One of the most prevalent reasons for short-term hearing loss is a build up of ear wax, which obstructs the ear canal and interferes with hearing. If you are reasonably confident that ear wax is the resource for your short-term hearing loss, you probably want to clean your ears. Having said that, you must clean the ears safely and correctly, or else you could cause permanent injury to your ears.
It is best to begin with a few tips on what not to do when trying to clean your ears. Do not insert any solid objects in your ear. No matter if it’s a cotton swap, Q-tip or other tool, you are more likely to make the situation even worse by further compacting the ear wax if you go poking around in your ear. On top of that, don’t use any gadget that injects a stream of pressurized water into your ears as this can rupture the eardrum. Also, if you know that you have a perforated eardrum or believe that you have an ear infection, do not try to clean your ears at home, and see a specialist instead. Signs suggesting a possible infection or ruptured ear drum include fever, fluid draining from the ears, ear pain and eggs.

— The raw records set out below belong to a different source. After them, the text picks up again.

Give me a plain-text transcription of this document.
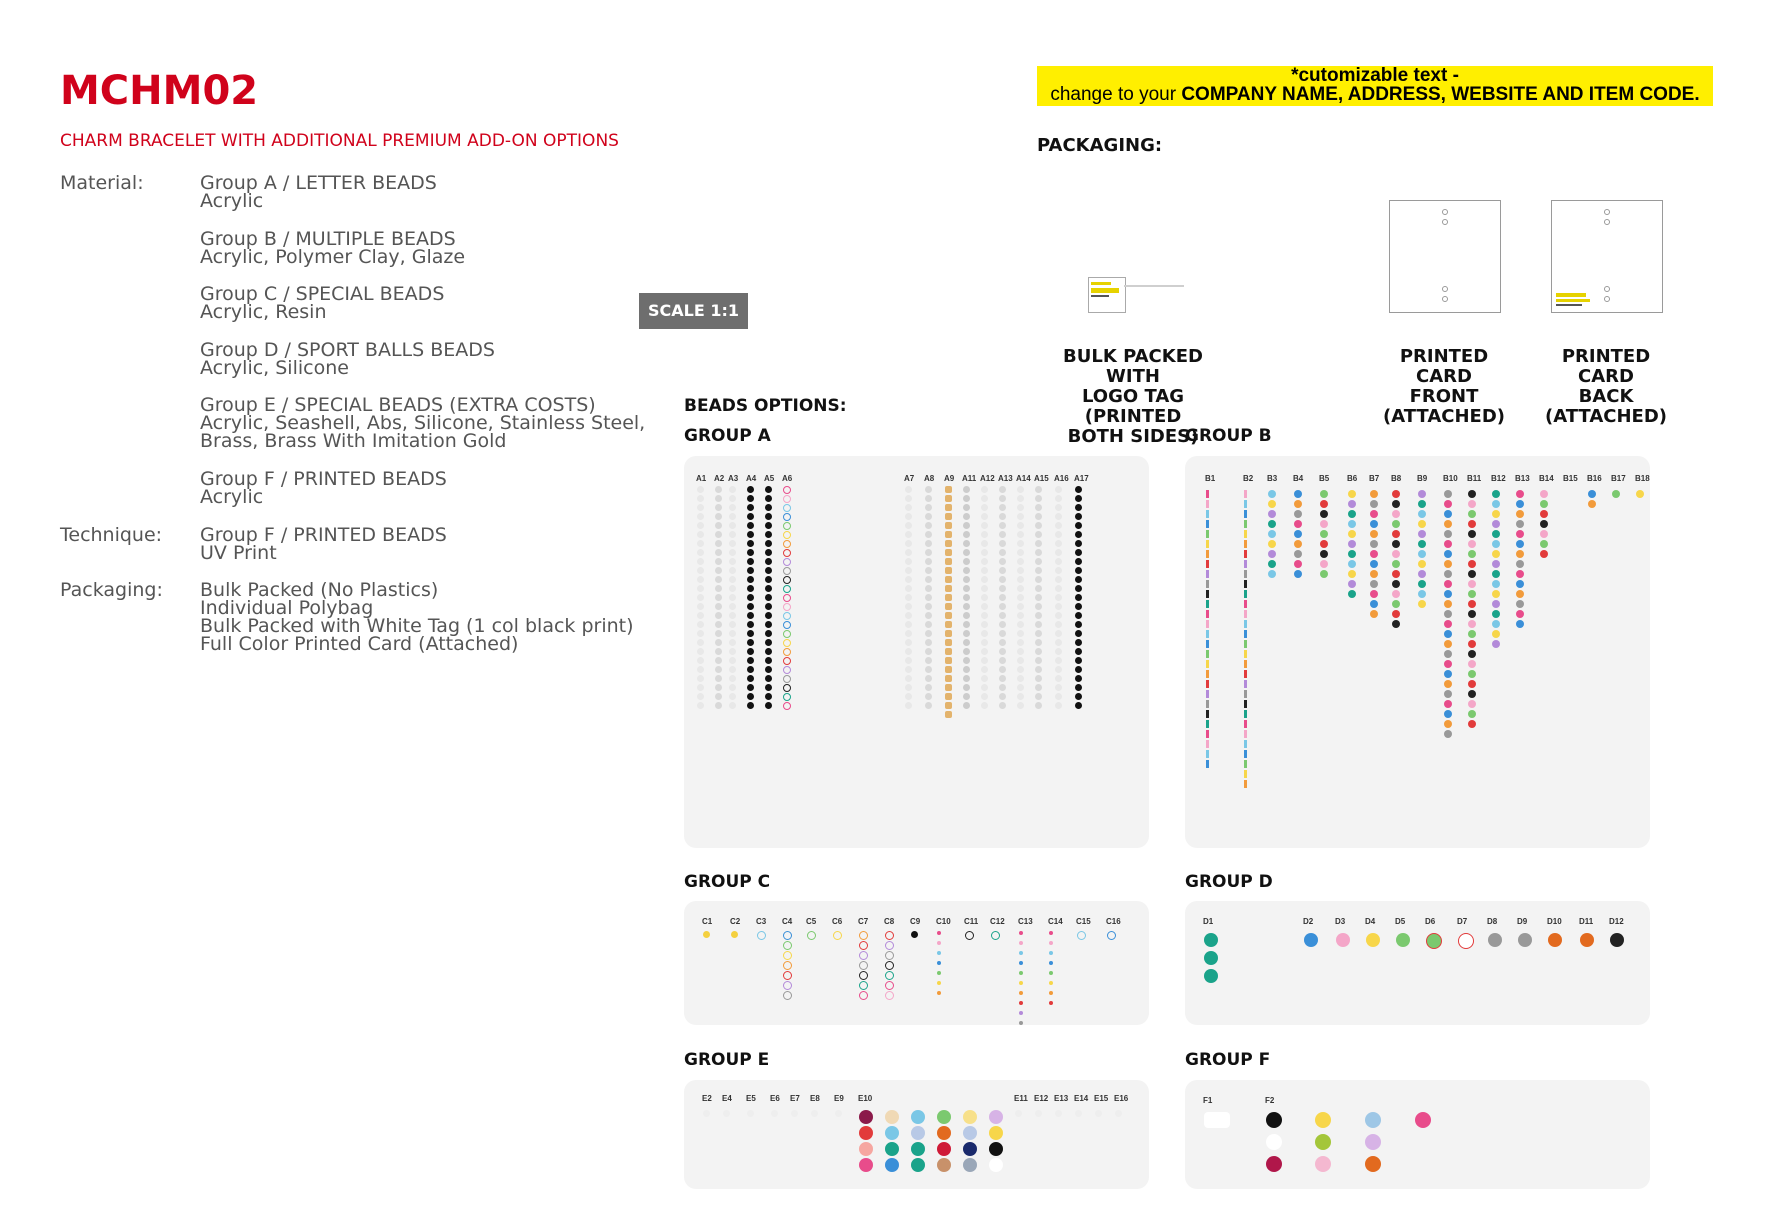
MCHM02
CHARM BRACELET WITH ADDITIONAL PREMIUM ADD-ON OPTIONS
Material:	Group A / LETTER BEADS
Acrylic
Group B / MULTIPLE BEADS
Acrylic, Polymer Clay, Glaze
Group C / SPECIAL BEADS
Acrylic, Resin
Group D / SPORT BALLS BEADS
Acrylic, Silicone
Group E / SPECIAL BEADS (EXTRA COSTS)
Acrylic, Seashell, Abs, Silicone, Stainless Steel,
Brass, Brass With Imitation Gold
Group F / PRINTED BEADS
Acrylic
Technique: Group F / PRINTED BEADS
UV Print
Packaging: Bulk Packed (No Plastics)
Individual Polybag
Bulk Packed with White Tag (1 col black print)
Full Color Printed Card (Attached)
*cutomizable text -
change to your COMPANY NAME, ADDRESS, WEBSITE AND ITEM CODE.
PACKAGING:
SCALE 1:1
BULK PACKED WITH
LOGO TAG (PRINTED
BOTH SIDES)
PRINTED CARD
FRONT
(ATTACHED)
PRINTED CARD
BACK
(ATTACHED)
BEADS OPTIONS:
GROUP A	GROUP B
GROUP C	GROUP D
GROUP E	GROUP F
A1 A2 A3 A4 A5 A6	A7 A8 A9 A11 A12 A13 A14 A15 A16 A17	B1	B2 B3 B4 B5 B6 B7 B8 B9 B10 B11 B12 B13 B14 B15 B16 B17 B18
C1 C2 C3 C4 C5 C6 C7 C8 C9 C10 C11 C12 C13 C14 C15 C16	D1	D2	D3 D4 D5 D6	D7 D8 D9 D10 D11 D12
E2 E4 E5 E6 E7 E8 E9 E10	E11 E12 E13 E14 E15 E16	F1	F2
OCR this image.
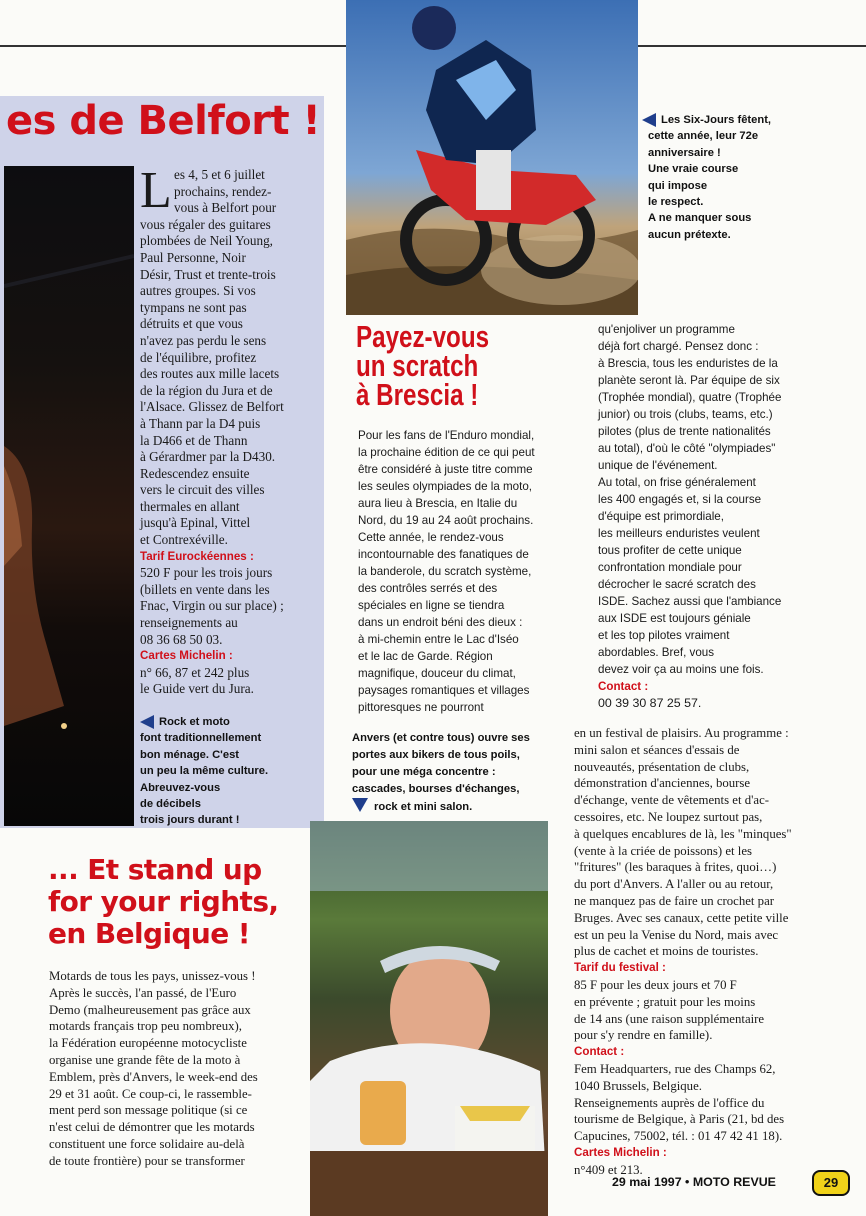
es de Belfort !
L es 4, 5 et 6 juillet
prochains, rendez-
vous à Belfort pour
vous régaler des guitares
plombées de Neil Young,
Paul Personne, Noir
Désir, Trust et trente-trois
autres groupes. Si vos
tympans ne sont pas
détruits et que vous
n'avez pas perdu le sens
de l'équilibre, profitez
des routes aux mille lacets
de la région du Jura et de
l'Alsace. Glissez de Belfort
à Thann par la D4 puis
la D466 et de Thann
à Gérardmer par la D430.
Redescendez ensuite
vers le circuit des villes
thermales en allant
jusqu'à Epinal, Vittel
et Contrexéville.
Tarif Eurockéennes :
520 F pour les trois jours
(billets en vente dans les
Fnac, Virgin ou sur place) ;
renseignements au
08 36 68 50 03.
Cartes Michelin :
n° 66, 87 et 242 plus
le Guide vert du Jura.
Rock et moto
font traditionnellement
bon ménage. C'est
un peu la même culture.
Abreuvez-vous
de décibels
trois jours durant !
Les Six-Jours fêtent,
cette année, leur 72e
anniversaire !
Une vraie course
qui impose
le respect.
A ne manquer sous
aucun prétexte.
Payez-vous
un scratch
à Brescia !
Pour les fans de l'Enduro mondial,
la prochaine édition de ce qui peut
être considéré à juste titre comme
les seules olympiades de la moto,
aura lieu à Brescia, en Italie du
Nord, du 19 au 24 août prochains.
Cette année, le rendez-vous
incontournable des fanatiques de
la banderole, du scratch système,
des contrôles serrés et des
spéciales en ligne se tiendra
dans un endroit béni des dieux :
à mi-chemin entre le Lac d'Iséo
et le lac de Garde. Région
magnifique, douceur du climat,
paysages romantiques et villages
pittoresques ne pourront
qu'enjoliver un programme
déjà fort chargé. Pensez donc :
à Brescia, tous les enduristes de la
planète seront là. Par équipe de six
(Trophée mondial), quatre (Trophée
junior) ou trois (clubs, teams, etc.)
pilotes (plus de trente nationalités
au total), d'où le côté "olympiades"
unique de l'événement.
Au total, on frise généralement
les 400 engagés et, si la course
d'équipe est primordiale,
les meilleurs enduristes veulent
tous profiter de cette unique
confrontation mondiale pour
décrocher le sacré scratch des
ISDE. Sachez aussi que l'ambiance
aux ISDE est toujours géniale
et les top pilotes vraiment
abordables. Bref, vous
devez voir ça au moins une fois.
Contact :
00 39 30 87 25 57.
Anvers (et contre tous) ouvre ses
portes aux bikers de tous poils,
pour une méga concentre :
cascades, bourses d'échanges,
rock et mini salon.
... Et stand up
for your rights,
en Belgique !
Motards de tous les pays, unissez-vous !
Après le succès, l'an passé, de l'Euro
Demo (malheureusement pas grâce aux
motards français trop peu nombreux),
la Fédération européenne motocycliste
organise une grande fête de la moto à
Emblem, près d'Anvers, le week-end des
29 et 31 août. Ce coup-ci, le rassemble-
ment perd son message politique (si ce
n'est celui de démontrer que les motards
constituent une force solidaire au-delà
de toute frontière) pour se transformer
en un festival de plaisirs. Au programme :
mini salon et séances d'essais de
nouveautés, présentation de clubs,
démonstration d'anciennes, bourse
d'échange, vente de vêtements et d'ac-
cessoires, etc. Ne loupez surtout pas,
à quelques encablures de là, les "minques"
(vente à la criée de poissons) et les
"fritures" (les baraques à frites, quoi…)
du port d'Anvers. A l'aller ou au retour,
ne manquez pas de faire un crochet par
Bruges. Avec ses canaux, cette petite ville
est un peu la Venise du Nord, mais avec
plus de cachet et moins de touristes.
Tarif du festival :
85 F pour les deux jours et 70 F
en prévente ; gratuit pour les moins
de 14 ans (une raison supplémentaire
pour s'y rendre en famille).
Contact :
Fem Headquarters, rue des Champs 62,
1040 Brussels, Belgique.
Renseignements auprès de l'office du
tourisme de Belgique, à Paris (21, bd des
Capucines, 75002, tél. : 01 47 42 41 18).
Cartes Michelin :
n°409 et 213.
29 mai 1997 • MOTO REVUE	29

Cleaning your ears properly in your own home is possible with syringe or bulb and a rinse solution from the drug store. Buy the rinse solution (generally carbamide peroxide) at a drug store or prepare your own solution by combining equal parts mineral oil, glycerin and 3%-4%.
To work with it, lay down on your side with a towel underneath you or lean to one side over a sink and gently squeeze the solution into one ear, without actually touching the inside of the ear with the bulb or syringe. Allow the carbamide peroxide solution to remain in your ear for a few minutes (or, if you use hydrogen peroxide, until you stop hearing the sound of the bubbling), and then repeat for the other ear.
Once the ear wax has been softened and loosened by the solution, rinse each ear once again with lukewarm water, and then dry the outer ears carefully with a towel. You can repeat this process twice daily for 2 to 3 days if your ears still feel blocked. If the situation persists, consult with a hearing specialist or audiologist for assistance.